La revue « 50 millions de consommateurs » dénonçait déjà à l’époque « une fraude généralisée ». Mes investigations personnelles m’ont amené à créer en 1979 et à animer pendant une vingtaine d’années, d’abord à Calais dont je suis natif puis à Bobigny en Seine Saint Denis, l’association de défense des consommateurs musulmans Intégrité qui ambitionnait d’assainir ce marché Halâl corrompu.

C’est d’ailleurs sous l’égide de cette association que j’ai édité à plusieurs reprises un petit opuscule intitulé « avis sur les produits alimentaires » qui confronte les produits de consommation courante aux normes islamiques. Installé en région parisienne, j’ai pu sensibiliser et mobiliser quelques 70 associations à travers l’Hexagone et les réunir au sein d’une fédération dénommée Tayyibat, qui souhaitait réglementer le marché Halâl. L’initiative fut contrecarrée par la Mosquée de Paris, alors dirigée par un haut fonctionnaire algérien, qui estimait que cette mission relevait de ses prérogatives à titre exclusif.

ASIDCOM : Quelles leçons tirez-vous de l’expérience, quels sont les forces et les faiblesses ?

DYL : Pour être tout à fait honnête, de mon expérience dans ce domaine je n’ai retenu que les faiblesses puisque cette tentative a échoué.

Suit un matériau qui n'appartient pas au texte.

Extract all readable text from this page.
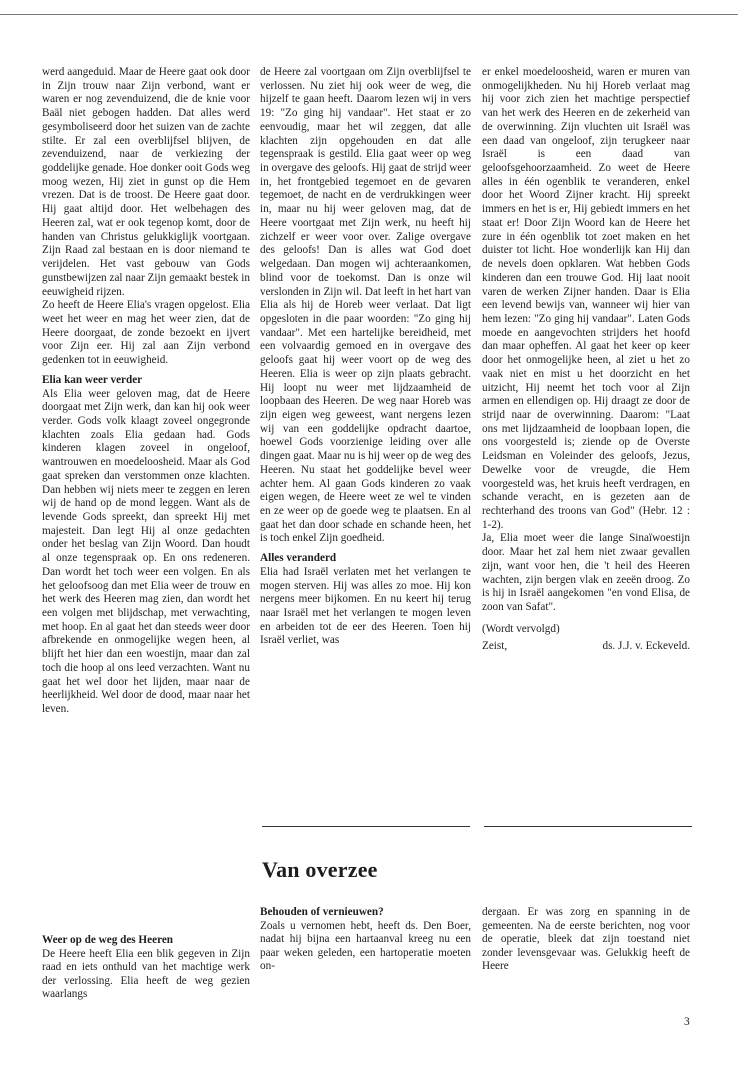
werd aangeduid. Maar de Heere gaat ook door in Zijn trouw naar Zijn verbond, want er waren er nog zevenduizend, die de knie voor Baäl niet gebogen hadden. Dat alles werd gesymboliseerd door het suizen van de zachte stilte. Er zal een overblijfsel blijven, de zevenduizend, naar de verkiezing der goddelijke genade. Hoe donker ooit Gods weg moog wezen, Hij ziet in gunst op die Hem vrezen. Dat is de troost. De Heere gaat door. Hij gaat altijd door. Het welbehagen des Heeren zal, wat er ook tegenop komt, door de handen van Christus gelukkiglijk voortgaan. Zijn Raad zal bestaan en is door niemand te verijdelen. Het vast gebouw van Gods gunstbewijzen zal naar Zijn gemaakt bestek in eeuwigheid rijzen.

Zo heeft de Heere Elia's vragen opgelost. Elia weet het weer en mag het weer zien, dat de Heere doorgaat, de zonde bezoekt en ijvert voor Zijn eer. Hij zal aan Zijn verbond gedenken tot in eeuwigheid.

Elia kan weer verder

Als Elia weer geloven mag, dat de Heere doorgaat met Zijn werk, dan kan hij ook weer verder. Gods volk klaagt zoveel ongegronde klachten zoals Elia gedaan had. Gods kinderen klagen zoveel in ongeloof, wantrouwen en moedeloosheid. Maar als God gaat spreken dan verstommen onze klachten. Dan hebben wij niets meer te zeggen en leren wij de hand op de mond leggen. Want als de levende Gods spreekt, dan spreekt Hij met majesteit. Dan legt Hij al onze gedachten onder het beslag van Zijn Woord. Dan houdt al onze tegenspraak op. En ons redeneren. Dan wordt het toch weer een volgen. En als het geloofsoog dan met Elia weer de trouw en het werk des Heeren mag zien, dan wordt het een volgen met blijdschap, met verwachting, met hoop. En al gaat het dan steeds weer door afbrekende en onmogelijke wegen heen, al blijft het hier dan een woestijn, maar dan zal toch die hoop al ons leed verzachten. Want nu gaat het wel door het lijden, maar naar de heerlijkheid. Wel door de dood, maar naar het leven.

de Heere zal voortgaan om Zijn overblijfsel te verlossen. Nu ziet hij ook weer de weg, die hijzelf te gaan heeft. Daarom lezen wij in vers 19: "Zo ging hij vandaar". Het staat er zo eenvoudig, maar het wil zeggen, dat alle klachten zijn opgehouden en dat alle tegenspraak is gestild. Elia gaat weer op weg in overgave des geloofs. Hij gaat de strijd weer in, het frontgebied tegemoet en de gevaren tegemoet, de nacht en de verdrukkingen weer in, maar nu hij weer geloven mag, dat de Heere voortgaat met Zijn werk, nu heeft hij zichzelf er weer voor over. Zalige overgave des geloofs! Dan is alles wat God doet welgedaan. Dan mogen wij achteraankomen, blind voor de toekomst. Dan is onze wil verslonden in Zijn wil. Dat leeft in het hart van Elia als hij de Horeb weer verlaat. Dat ligt opgesloten in die paar woorden: "Zo ging hij vandaar". Met een hartelijke bereidheid, met een volvaardig gemoed en in overgave des geloofs gaat hij weer voort op de weg des Heeren. Elia is weer op zijn plaats gebracht. Hij loopt nu weer met lijdzaamheid de loopbaan des Heeren. De weg naar Horeb was zijn eigen weg geweest, want nergens lezen wij van een goddelijke opdracht daartoe, hoewel Gods voorzienige leiding over alle dingen gaat. Maar nu is hij weer op de weg des Heeren. Nu staat het goddelijke bevel weer achter hem. Al gaan Gods kinderen zo vaak eigen wegen, de Heere weet ze wel te vinden en ze weer op de goede weg te plaatsen. En al gaat het dan door schade en schande heen, het is toch enkel Zijn goedheid.

Alles veranderd

Elia had Israël verlaten met het verlangen te mogen sterven. Hij was alles zo moe. Hij kon nergens meer bijkomen. En nu keert hij terug naar Israël met het verlangen te mogen leven en arbeiden tot de eer des Heeren. Toen hij Israël verliet, was

er enkel moedeloosheid, waren er muren van onmogelijkheden. Nu hij Horeb verlaat mag hij voor zich zien het machtige perspectief van het werk des Heeren en de zekerheid van de overwinning. Zijn vluchten uit Israël was een daad van ongeloof, zijn terugkeer naar Israël is een daad van geloofsgehoorzaamheid. Zo weet de Heere alles in één ogenblik te veranderen, enkel door het Woord Zijner kracht. Hij spreekt immers en het is er, Hij gebiedt immers en het staat er! Door Zijn Woord kan de Heere het zure in één ogenblik tot zoet maken en het duister tot licht. Hoe wonderlijk kan Hij dan de nevels doen opklaren. Wat hebben Gods kinderen dan een trouwe God. Hij laat nooit varen de werken Zijner handen. Daar is Elia een levend bewijs van, wanneer wij hier van hem lezen: "Zo ging hij vandaar". Laten Gods moede en aangevochten strijders het hoofd dan maar opheffen. Al gaat het keer op keer door het onmogelijke heen, al ziet u het zo vaak niet en mist u het doorzicht en het uitzicht, Hij neemt het toch voor al Zijn armen en ellendigen op. Hij draagt ze door de strijd naar de overwinning. Daarom: "Laat ons met lijdzaamheid de loopbaan lopen, die ons voorgesteld is; ziende op de Overste Leidsman en Voleinder des geloofs, Jezus, Dewelke voor de vreugde, die Hem voorgesteld was, het kruis heeft verdragen, en schande veracht, en is gezeten aan de rechterhand des troons van God" (Hebr. 12 : 1-2).

Ja, Elia moet weer die lange Sinaïwoestijn door. Maar het zal hem niet zwaar gevallen zijn, want voor hen, die 't heil des Heeren wachten, zijn bergen vlak en zeeën droog. Zo is hij in Israël aangekomen "en vond Elisa, de zoon van Safat".

(Wordt vervolgd)

Zeist,	ds. J.J. v. Eckeveld.
Weer op de weg des Heeren

De Heere heeft Elia een blik gegeven in Zijn raad en iets onthuld van het machtige werk der verlossing. Elia heeft de weg gezien waarlangs

Van overzee
Behouden of vernieuwen?

Zoals u vernomen hebt, heeft ds. Den Boer, nadat hij bijna een hartaanval kreeg nu een paar weken geleden, een hartoperatie moeten on-

dergaan. Er was zorg en spanning in de gemeenten. Na de eerste berichten, nog voor de operatie, bleek dat zijn toestand niet zonder levensgevaar was. Gelukkig heeft de Heere

3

Hormis l’aspect théorique, avec l’établissement de normes et de définitions ratifiées par le Professeur Hamidullah, il a été totalement impossible de mettre en place une structure fiable et stable susceptible de mettre de l’ordre dans ce domaine, compte tenu de l’amateurisme des Musulmans de l’époque et surtout des rivalités ethniques ou culturelles inhérentes aux divers groupes d’influence composant la communauté musulmane de France.

ASIDCOM : Quel regard avez-vous sur la marchandisation de l’Islam ?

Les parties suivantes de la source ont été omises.